Yeah I probably need more electricity, but I was able to operate a 2000 watt radiator and my laptop at the same time.

No I dont need those insurances. I need to remove them. I have online access to my electricity subscription at Iberdrola at Iberdrola.es.

Do you know how to remove those two things?

Should I just switch to the night plan at once becuase it asks me on my profile at Iberdrola if I want to switch. Or do you have some other recommended plans?

Ive heard the Home Plan (Protecion Electrica Hogar) Has a contract period for one year which cant be broken under that one year period unless I pay a fine for breaking the contract. Where can I disable that home plan on the online page?

And thanks for helping me.


----------



## smint1234 (Mar 30, 2016)

I just spoke with Iberdrola and my Spanish was decent. I was able to talk with her and explain my needs and she said theres no fee to cancel the Home Plan and Seguro de Pagos.

I just had to choose a new plan to remove those insurances and it would not be any fee.

She would then send the offer electronically for me to sign.

Im gonna call the English speaking department tomorrow just to be 100% sure theres no miscommunication.


----------



## snikpoh (Nov 19, 2007)

smint1234 said:


> I just spoke with Iberdrola and my Spanish was decent. I was able to talk with her and explain my needs and she said theres no fee to cancel the Home Plan and Seguro de Pagos.
> 
> I just had to choose a new plan to remove those insurances and it would not be any fee.
> 
> ...


Great news.

Before you do anything rash (like signing up for the night plan), make sure this is what you need.

I find the 8-hour plan is much more useful as you can break the 8-hours in any way you want (even down to individual hours) and have them anywhere.

For example, if like most people, you use power when you're awake, why not have the cheap rate then? We have some in the afternoon and some in the evening.


----------



## smint1234 (Mar 30, 2016)

snikpoh said:


> Great news.
> 
> Before you do anything rash (like signing up for the night plan), make sure this is what you need.
> 
> ...


Yeah I told her I wanted to review all the plans possible and for me its between the 8 hour plan or night plan, but I guess the 8 hour plan is better because you can adjust which hours in realtime.

One positive with the nightplan is in the winter you can have a radiator on plus laundry, plus dishwasher, plus hot water.

But I have a brand new hot water heater and it takes 50 min for a single shower.

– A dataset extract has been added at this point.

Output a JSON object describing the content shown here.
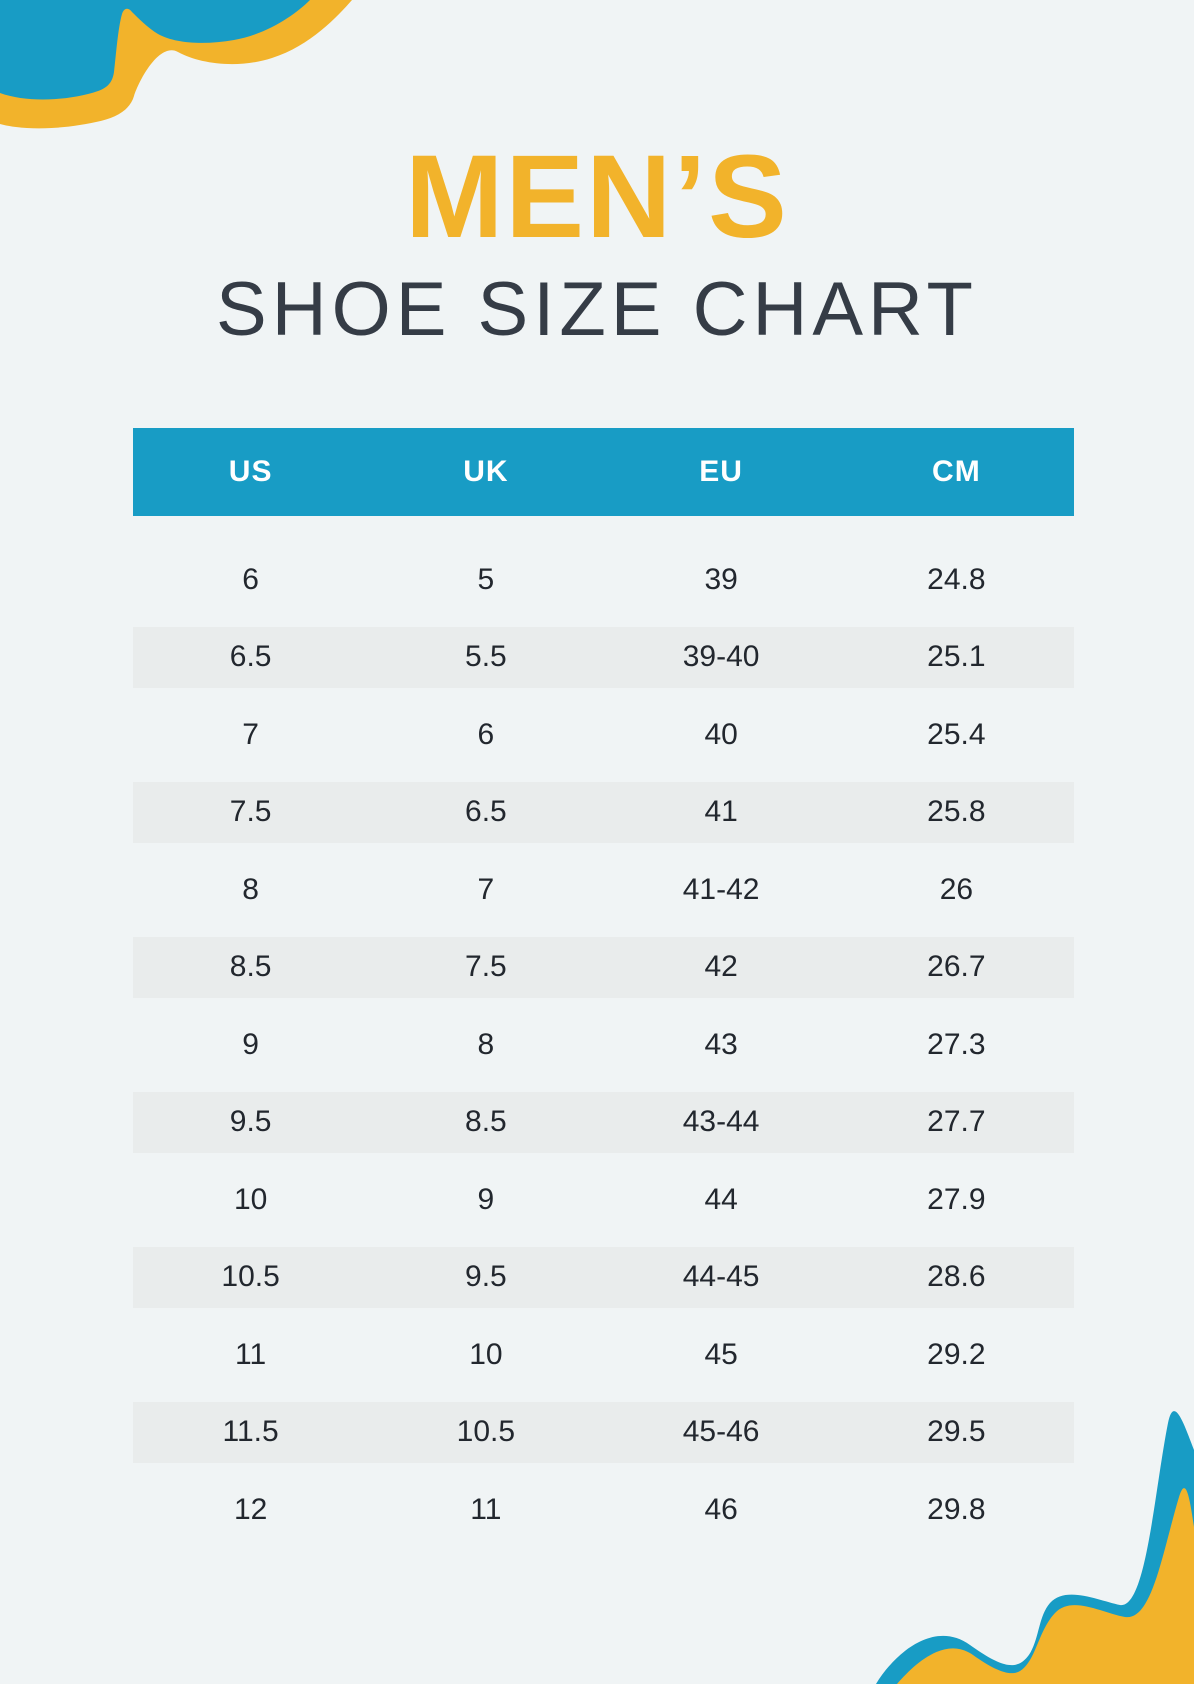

Definitly the 8 hour plan looks best because you can heat up the room you sleep in for a few hours and then go to sleep.

Its interesting these plans, in Norway we dont have plans like this. We have have to pay rent to rent their cables and equipment and then we are charged on what we use, theres no roof how many appliances you can use at once or a standing charge.

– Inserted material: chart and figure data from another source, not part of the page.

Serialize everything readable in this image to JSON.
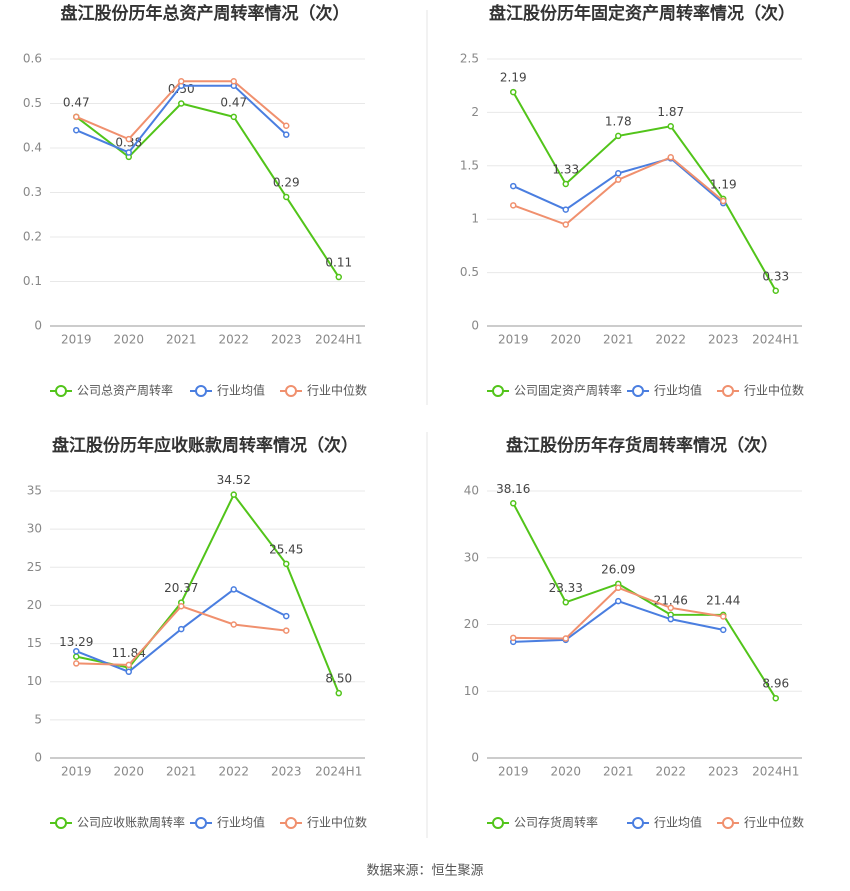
{
  "chart_data": [
    {
      "type": "line",
      "title": "盘江股份历年总资产周转率情况（次）",
      "categories": [
        "2019",
        "2020",
        "2021",
        "2022",
        "2023",
        "2024H1"
      ],
      "ylim": [
        0,
        0.6
      ],
      "yticks": [
        0,
        0.1,
        0.2,
        0.3,
        0.4,
        0.5,
        0.6
      ],
      "grid": true,
      "series": [
        {
          "name": "公司总资产周转率",
          "color": "#52c41a",
          "values": [
            0.47,
            0.38,
            0.5,
            0.47,
            0.29,
            0.11
          ],
          "value_labels": [
            "0.47",
            "0.38",
            "0.50",
            "0.47",
            "0.29",
            "0.11"
          ]
        },
        {
          "name": "行业均值",
          "color": "#4a7ee0",
          "values": [
            0.44,
            0.39,
            0.54,
            0.54,
            0.43,
            null
          ]
        },
        {
          "name": "行业中位数",
          "color": "#f0906e",
          "values": [
            0.47,
            0.42,
            0.55,
            0.55,
            0.45,
            null
          ]
        }
      ]
    },
    {
      "type": "line",
      "title": "盘江股份历年固定资产周转率情况（次）",
      "categories": [
        "2019",
        "2020",
        "2021",
        "2022",
        "2023",
        "2024H1"
      ],
      "ylim": [
        0,
        2.5
      ],
      "yticks": [
        0,
        0.5,
        1,
        1.5,
        2,
        2.5
      ],
      "grid": true,
      "series": [
        {
          "name": "公司固定资产周转率",
          "color": "#52c41a",
          "values": [
            2.19,
            1.33,
            1.78,
            1.87,
            1.19,
            0.33
          ]
        },
        {
          "name": "行业均值",
          "color": "#4a7ee0",
          "values": [
            1.31,
            1.09,
            1.43,
            1.57,
            1.15,
            null
          ]
        },
        {
          "name": "行业中位数",
          "color": "#f0906e",
          "values": [
            1.13,
            0.95,
            1.37,
            1.58,
            1.17,
            null
          ]
        }
      ]
    },
    {
      "type": "line",
      "title": "盘江股份历年应收账款周转率情况（次）",
      "categories": [
        "2019",
        "2020",
        "2021",
        "2022",
        "2023",
        "2024H1"
      ],
      "ylim": [
        0,
        35
      ],
      "yticks": [
        0,
        5,
        10,
        15,
        20,
        25,
        30,
        35
      ],
      "grid": true,
      "series": [
        {
          "name": "公司应收账款周转率",
          "color": "#52c41a",
          "values": [
            13.29,
            11.84,
            20.37,
            34.52,
            25.45,
            8.5
          ],
          "value_labels": [
            "13.29",
            "11.84",
            "20.37",
            "34.52",
            "25.45",
            "8.50"
          ]
        },
        {
          "name": "行业均值",
          "color": "#4a7ee0",
          "values": [
            14.0,
            11.3,
            16.9,
            22.1,
            18.6,
            null
          ]
        },
        {
          "name": "行业中位数",
          "color": "#f0906e",
          "values": [
            12.4,
            12.2,
            19.9,
            17.5,
            16.7,
            null
          ]
        }
      ]
    },
    {
      "type": "line",
      "title": "盘江股份历年存货周转率情况（次）",
      "categories": [
        "2019",
        "2020",
        "2021",
        "2022",
        "2023",
        "2024H1"
      ],
      "ylim": [
        0,
        40
      ],
      "yticks": [
        0,
        10,
        20,
        30,
        40
      ],
      "grid": true,
      "series": [
        {
          "name": "公司存货周转率",
          "color": "#52c41a",
          "values": [
            38.16,
            23.33,
            26.09,
            21.46,
            21.44,
            8.96
          ]
        },
        {
          "name": "行业均值",
          "color": "#4a7ee0",
          "values": [
            17.4,
            17.7,
            23.5,
            20.8,
            19.2,
            null
          ]
        },
        {
          "name": "行业中位数",
          "color": "#f0906e",
          "values": [
            18.0,
            17.9,
            25.5,
            22.5,
            21.2,
            null
          ]
        }
      ]
    }
  ],
  "source": "数据来源：恒生聚源"
}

Anyways, I think I will go for the 8 hour plan.

For those interested: https://www.iberdrola.es/en/electricity/plan-comparison#resultados

EDIT: The stable plan isnt that bad. Its decent if you are not very stingy and dont like to plan your electricity use.


----------



## stevesainty (Jan 7, 2011)

snikpoh said:


> For a supply of 5.75kW, the standing charge (including the 5.11% tax and IVA) is 27€ per month.
> 
> We are on the 8-hour plan where you can choose which hours you want at cheap rate and those that aren't. It can be in 2 4-hour chunks, 4 2-hour pieces or 8 1-hour pieces
> 
> We pay 8 cents for the 'cheap' rate and 16 cents for the rest.

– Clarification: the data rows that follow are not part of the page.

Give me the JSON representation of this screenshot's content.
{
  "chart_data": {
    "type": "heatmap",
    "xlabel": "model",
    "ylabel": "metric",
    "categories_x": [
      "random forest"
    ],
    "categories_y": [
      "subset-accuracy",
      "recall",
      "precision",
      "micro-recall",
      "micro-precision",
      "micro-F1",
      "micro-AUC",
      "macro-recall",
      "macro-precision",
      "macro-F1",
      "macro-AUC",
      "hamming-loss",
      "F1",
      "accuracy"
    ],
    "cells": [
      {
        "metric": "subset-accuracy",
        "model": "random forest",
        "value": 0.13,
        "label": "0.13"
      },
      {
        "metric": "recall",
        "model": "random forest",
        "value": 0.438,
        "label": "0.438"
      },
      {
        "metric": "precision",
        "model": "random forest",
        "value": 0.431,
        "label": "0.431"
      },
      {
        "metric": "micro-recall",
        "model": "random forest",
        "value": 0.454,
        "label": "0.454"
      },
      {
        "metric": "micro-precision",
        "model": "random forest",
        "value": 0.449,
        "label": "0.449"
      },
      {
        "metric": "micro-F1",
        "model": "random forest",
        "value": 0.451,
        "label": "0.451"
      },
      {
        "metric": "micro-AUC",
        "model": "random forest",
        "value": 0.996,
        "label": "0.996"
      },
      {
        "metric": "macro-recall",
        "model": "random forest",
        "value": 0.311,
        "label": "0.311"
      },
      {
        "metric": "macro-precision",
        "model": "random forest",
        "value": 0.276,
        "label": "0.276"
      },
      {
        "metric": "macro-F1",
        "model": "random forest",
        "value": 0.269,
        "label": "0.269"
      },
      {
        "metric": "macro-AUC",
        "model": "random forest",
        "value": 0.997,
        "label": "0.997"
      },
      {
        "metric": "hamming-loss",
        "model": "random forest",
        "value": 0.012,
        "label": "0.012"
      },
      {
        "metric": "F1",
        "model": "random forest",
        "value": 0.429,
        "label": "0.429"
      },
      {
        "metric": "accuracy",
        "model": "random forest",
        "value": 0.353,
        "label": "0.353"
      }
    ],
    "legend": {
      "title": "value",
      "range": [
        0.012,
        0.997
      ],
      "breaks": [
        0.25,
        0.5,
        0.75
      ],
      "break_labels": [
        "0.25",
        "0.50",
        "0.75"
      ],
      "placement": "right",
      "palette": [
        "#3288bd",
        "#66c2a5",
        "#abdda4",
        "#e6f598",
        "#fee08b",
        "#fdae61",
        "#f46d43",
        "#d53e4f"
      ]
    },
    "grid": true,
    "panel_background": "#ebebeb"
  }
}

Looking at the 8 hour plan it looks very good on the face of it but it is more expensive than the night plan.

8 hour plan cheap rate 0.074613€ expensive rate 0.168531€ (Iberdrola Website)

Night plan, currently 23.00 - 13.00 0.069775€ 13.00 - 23.00 0.148533€ (our new contract from6 June)

We have hot water from a gas boiler and the high ticket items, tumble drier, washing machine, & dishwasher we can arrange a delayed start so that they operate overnight (apart from the tumble drier that we ensure we stop using before 13.00) so the night tariff suits us well. 

Our heating is taken care of with a log burner with short periods of the air con in heating mode which uses very little electricity anyway.

I suppose, if you had property that you let, choosing the eight hour plan carefully would mean smaller bills during the summer when visitors are using air conditioning a lot.


----------



## smint1234 (Mar 30, 2016)

stevesainty said:


> Looking at the 8 hour plan it looks very good on the face of it but it is more expensive than the night plan.
> 
> 8 hour plan cheap rate 0.074613€ expensive rate 0.168531€ (Iberdrola Website)
> 
> ...


Yeah, it depends on how much you can get done during the night. Im only one person so I wont be running the washing machine and dishwasher that much, but I shower every day. 

My hot water heater has anti legionella feature so I recon I can let the water stay in there for days without having to have it on.


----------